• Lames

    Je redescendais de la mairie du 18ème à vélo quand j'ai vu l'affiche consacrée à l'exposition sur Germaine Krull. Avec les événements de ces derniers temps concernant les migrants, et notamment celles et ceux qui depuis le mois de juin à Paris étaient chassés de lieux en lieux, je n'avais pas eu la tête à arpenter les expos photos. J'avais le regard froid et la mâchoire serrée des mauvais jours. Dans ces moments-là mes envies de graphs et de collages sur les murs de la ville tournaient à l'obsession. Je me retenais de sortir la nuit pour placarder des images d'embarcations en Méditerranée. J'avais le désir de sérigraphies grand format collées à la hâte. Du genre envahissantes. Que les images sortent des écrans tactiles, des murs facebook, où elles s'effacent du bout des doigts.
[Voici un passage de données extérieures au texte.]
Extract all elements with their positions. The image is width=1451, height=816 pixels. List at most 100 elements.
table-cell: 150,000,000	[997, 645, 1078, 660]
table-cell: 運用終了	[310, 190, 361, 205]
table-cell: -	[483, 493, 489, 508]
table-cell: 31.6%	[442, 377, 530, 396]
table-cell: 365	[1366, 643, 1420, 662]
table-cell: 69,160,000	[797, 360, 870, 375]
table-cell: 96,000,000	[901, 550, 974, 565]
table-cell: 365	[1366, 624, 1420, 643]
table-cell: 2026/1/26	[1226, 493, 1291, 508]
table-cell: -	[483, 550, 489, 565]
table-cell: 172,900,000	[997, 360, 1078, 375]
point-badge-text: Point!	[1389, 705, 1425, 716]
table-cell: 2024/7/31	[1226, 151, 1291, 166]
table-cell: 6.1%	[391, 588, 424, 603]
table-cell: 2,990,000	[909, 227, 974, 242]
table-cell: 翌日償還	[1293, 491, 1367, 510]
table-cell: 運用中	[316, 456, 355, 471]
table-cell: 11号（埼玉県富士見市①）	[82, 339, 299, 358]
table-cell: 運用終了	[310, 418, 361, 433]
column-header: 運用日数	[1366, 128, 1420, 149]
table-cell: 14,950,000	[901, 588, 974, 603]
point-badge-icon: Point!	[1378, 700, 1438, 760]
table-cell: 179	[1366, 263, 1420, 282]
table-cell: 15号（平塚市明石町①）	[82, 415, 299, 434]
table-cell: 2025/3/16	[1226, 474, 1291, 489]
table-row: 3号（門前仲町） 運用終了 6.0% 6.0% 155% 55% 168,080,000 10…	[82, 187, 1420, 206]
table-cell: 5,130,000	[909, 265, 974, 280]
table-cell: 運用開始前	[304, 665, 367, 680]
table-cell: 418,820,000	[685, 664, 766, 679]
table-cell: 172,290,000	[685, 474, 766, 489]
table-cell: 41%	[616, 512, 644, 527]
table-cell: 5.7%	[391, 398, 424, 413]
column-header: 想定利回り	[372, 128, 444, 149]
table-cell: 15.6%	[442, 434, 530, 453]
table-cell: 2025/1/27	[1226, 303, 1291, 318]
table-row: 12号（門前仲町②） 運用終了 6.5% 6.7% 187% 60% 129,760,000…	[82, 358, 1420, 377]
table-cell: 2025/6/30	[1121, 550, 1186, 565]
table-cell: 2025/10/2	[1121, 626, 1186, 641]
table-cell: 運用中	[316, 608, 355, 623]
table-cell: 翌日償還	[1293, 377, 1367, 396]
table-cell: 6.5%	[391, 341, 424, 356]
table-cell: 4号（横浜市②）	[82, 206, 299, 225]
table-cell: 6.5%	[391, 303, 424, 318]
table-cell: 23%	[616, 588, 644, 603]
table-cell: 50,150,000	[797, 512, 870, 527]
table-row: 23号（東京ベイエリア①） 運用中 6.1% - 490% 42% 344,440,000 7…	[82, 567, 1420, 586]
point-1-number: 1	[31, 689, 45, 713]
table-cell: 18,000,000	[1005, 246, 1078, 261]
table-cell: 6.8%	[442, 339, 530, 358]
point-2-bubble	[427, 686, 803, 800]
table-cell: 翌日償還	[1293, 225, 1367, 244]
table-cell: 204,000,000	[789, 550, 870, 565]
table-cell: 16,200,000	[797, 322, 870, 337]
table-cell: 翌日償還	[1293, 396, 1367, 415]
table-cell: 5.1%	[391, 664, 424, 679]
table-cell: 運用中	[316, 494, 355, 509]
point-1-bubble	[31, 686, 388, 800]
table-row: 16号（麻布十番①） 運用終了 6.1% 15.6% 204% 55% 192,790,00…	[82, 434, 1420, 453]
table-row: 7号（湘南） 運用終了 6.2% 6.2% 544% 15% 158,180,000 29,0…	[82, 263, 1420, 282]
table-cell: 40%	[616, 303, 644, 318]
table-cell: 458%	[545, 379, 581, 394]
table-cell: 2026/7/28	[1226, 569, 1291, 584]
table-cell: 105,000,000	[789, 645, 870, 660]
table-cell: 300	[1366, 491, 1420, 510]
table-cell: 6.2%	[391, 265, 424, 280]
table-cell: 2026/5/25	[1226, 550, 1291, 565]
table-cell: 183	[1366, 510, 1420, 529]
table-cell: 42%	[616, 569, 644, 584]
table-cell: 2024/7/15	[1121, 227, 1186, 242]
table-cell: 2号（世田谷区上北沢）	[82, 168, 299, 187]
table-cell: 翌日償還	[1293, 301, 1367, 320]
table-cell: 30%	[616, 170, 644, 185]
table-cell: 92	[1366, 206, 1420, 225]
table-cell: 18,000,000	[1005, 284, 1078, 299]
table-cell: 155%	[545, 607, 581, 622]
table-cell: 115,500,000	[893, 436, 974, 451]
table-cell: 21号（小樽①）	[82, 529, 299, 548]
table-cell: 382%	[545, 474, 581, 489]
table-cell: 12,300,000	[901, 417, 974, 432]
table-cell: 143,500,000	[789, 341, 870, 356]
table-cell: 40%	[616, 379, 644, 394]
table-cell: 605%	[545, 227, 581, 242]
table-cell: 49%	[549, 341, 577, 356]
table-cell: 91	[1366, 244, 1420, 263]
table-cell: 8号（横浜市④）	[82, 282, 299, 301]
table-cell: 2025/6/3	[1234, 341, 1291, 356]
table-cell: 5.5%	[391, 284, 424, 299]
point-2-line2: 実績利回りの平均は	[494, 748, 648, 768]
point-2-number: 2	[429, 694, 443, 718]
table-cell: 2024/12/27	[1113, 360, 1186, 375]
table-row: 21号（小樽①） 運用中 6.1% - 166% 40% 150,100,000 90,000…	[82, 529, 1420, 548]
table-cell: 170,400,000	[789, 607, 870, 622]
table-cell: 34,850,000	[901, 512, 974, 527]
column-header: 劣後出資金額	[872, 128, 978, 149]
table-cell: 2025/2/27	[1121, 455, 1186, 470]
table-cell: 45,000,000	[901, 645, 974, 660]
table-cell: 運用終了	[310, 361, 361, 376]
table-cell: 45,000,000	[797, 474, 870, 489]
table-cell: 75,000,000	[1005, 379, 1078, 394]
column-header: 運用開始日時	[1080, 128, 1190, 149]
    La vision de la photo de Germaine Krull n'avait aucune chance d'atténuer ma colère, il s'agissait juste d'une digression. Une tangente.

    Lames

    Germaine Krull photographiait les passages. J'avais vu quelques-unes de ses photos lors d'une exposition consacrée à Walter Benjamin. Ces deux-là s'étaient rencontrés en 1926 et avaient correspondu quelque temps. Elle avait été spartakiste dans sa jeunesse, avait failli être fusillée. Et depuis, arpentait le monde en rescapée, photographiait les architectures d'acier, les femmes entre elles, la marchandise, les mannequins nus dans les vitrines.

    Lames 

    Je crois bien qu'avec Victor, nous avions joué un temps à nous envoyer des images par mails. Une photo de Germaine Krull faisait partie du jeu. C'était comme tirer les tarots. Les photos comme des lames, les unes à côté des autres, formaient une énigme à résoudre. Je n'étais pas mauvaise à ce jeu-là. Krull était la voyante oculiste.

    Lames  Lames

    Je l'avais placée à côté du portrait de Madame Sacco, la voyante que fréquentait Breton en 1926/27, au moment de la rencontre de Krull et de W. Benjamin. Madame Sacco habitait alors rue de l'Usine dans le 15ème arrondissement, là où depuis 1925 Citroën avait ouvert une usine flambant neuve dans les locaux de l'ancienne usine Cail dont le propriétaire était mort au temps de la Commune.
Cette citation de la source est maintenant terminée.